THE EXCHANGE OFFER AND WITHDRAWAL RIGHTS WILL EXPIRE AT 5:00 P.M., PACIFIC STANDARD TIME, ON FEBRUARY 9, 2015 UNLESS THE EXCHANGE OFFER IS EXTENDED.
The undersigned acknowledges receipt of the exchange offer statement dated January 7, 2015 (the “Exchange Offer Statement”) of Delmar Pharmaceuticals, Inc., a Nevada corporation (the “Company”), for the offer to exchange shares of the Company's common stock, par value $0.001 per share (“Common Stock”) for any or all of the Company's outstanding warrants to purchase common stock issued in connection with the Company’s private placement financings that closed on January 25, 2013, January 31, 2013, February 8, 2013, February 21, 2013, February 28, 2013, March 1, 2013, and March 6, 2013 (the “Warrants”) of the Company that are validly tendered and not properly withdrawn under the terms and subject to the conditions set forth in the Exchange Offer Statement. All withdrawals of Warrants previously tendered in the Exchange Offer (as defined in the Exchange Offer Statement) must comply with the procedures described in the Exchange Offer Statement under “The Exchange Offer—Withdrawal Rights”.
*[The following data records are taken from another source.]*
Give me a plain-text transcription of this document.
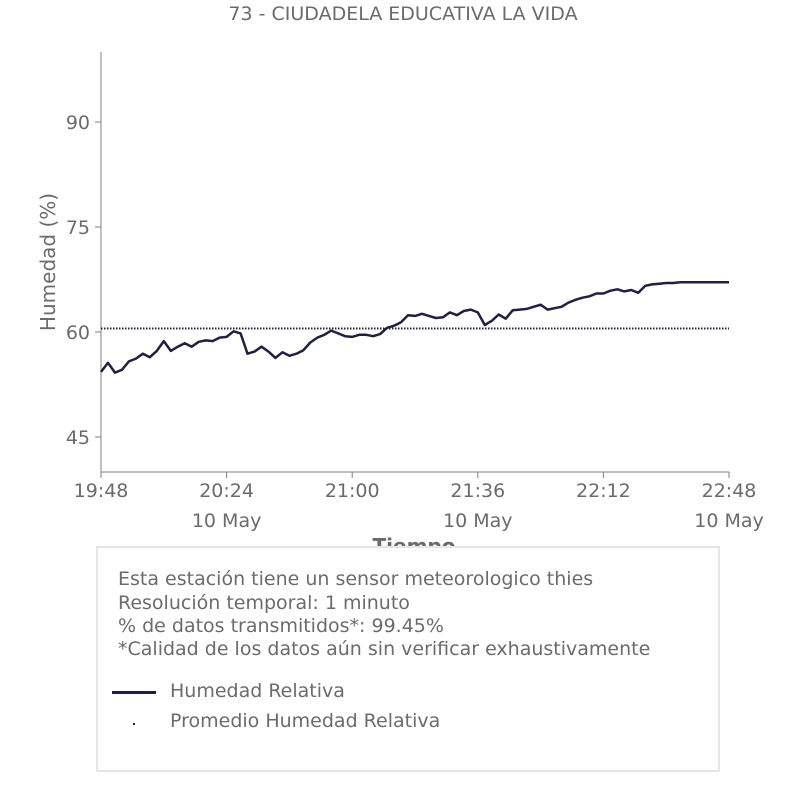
73 - CIUDADELA EDUCATIVA LA VIDA
45
60
75
90
19:48	20:24
10 May
21:00	21:36
10 May
22:12	22:48
10 May
Humedad (%)
Esta estación tiene un sensor meteorologico thies
Resolución temporal: 1 minuto
% de datos transmitidos*: 99.45%
*Calidad de los datos aún sin verificar exhaustivamente
Humedad Relativa
Promedio Humedad Relativa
The undersigned has identified in the table below the Warrants that it is withdrawing from the Exchange Offer:
Description of Warrants Withdrawn
The undersigned elects to withdraw Warrants to purchase _______ shares of common stock
Date(s) such Warrants were tendered:
You may transmit this notice of withdrawal to the Company at the address listed below:
DelMar Pharmaceuticals, Inc.
Suite 720-999 West Broadway
Vancouver, British Columbia
Canada V5Z 1K5
email: Spraill@delpharma.com
Attention: Corporate Secretary
This notice of withdrawal must be signed below by the registered holder(s) of the Warrants tendered as their names appear on the certificate(s). If signed by a trustee, executor, administrator, guardian, attorney-in-fact, officer or other person acting in a fiduciary or representative capacity, please set forth the full title of such persons.
Name(s): |
Signature(s): |
Capacity (full title): |
Address (including Zip Code): |
Area Code and Telephone Number: |
Tax Identification or Social Security No.: |
Dated: | , 2015 |
The Company will determine all questions as to the validity, form and eligibility (including time of receipt) of any notice of withdrawal in its sole discretion, and its determination shall be final and binding. None of the Company, its officers or directors or any other person is under any duty to give notice of any defects or irregularities in any notice of withdrawal and none of them will incur any liability for failure to give any such notice.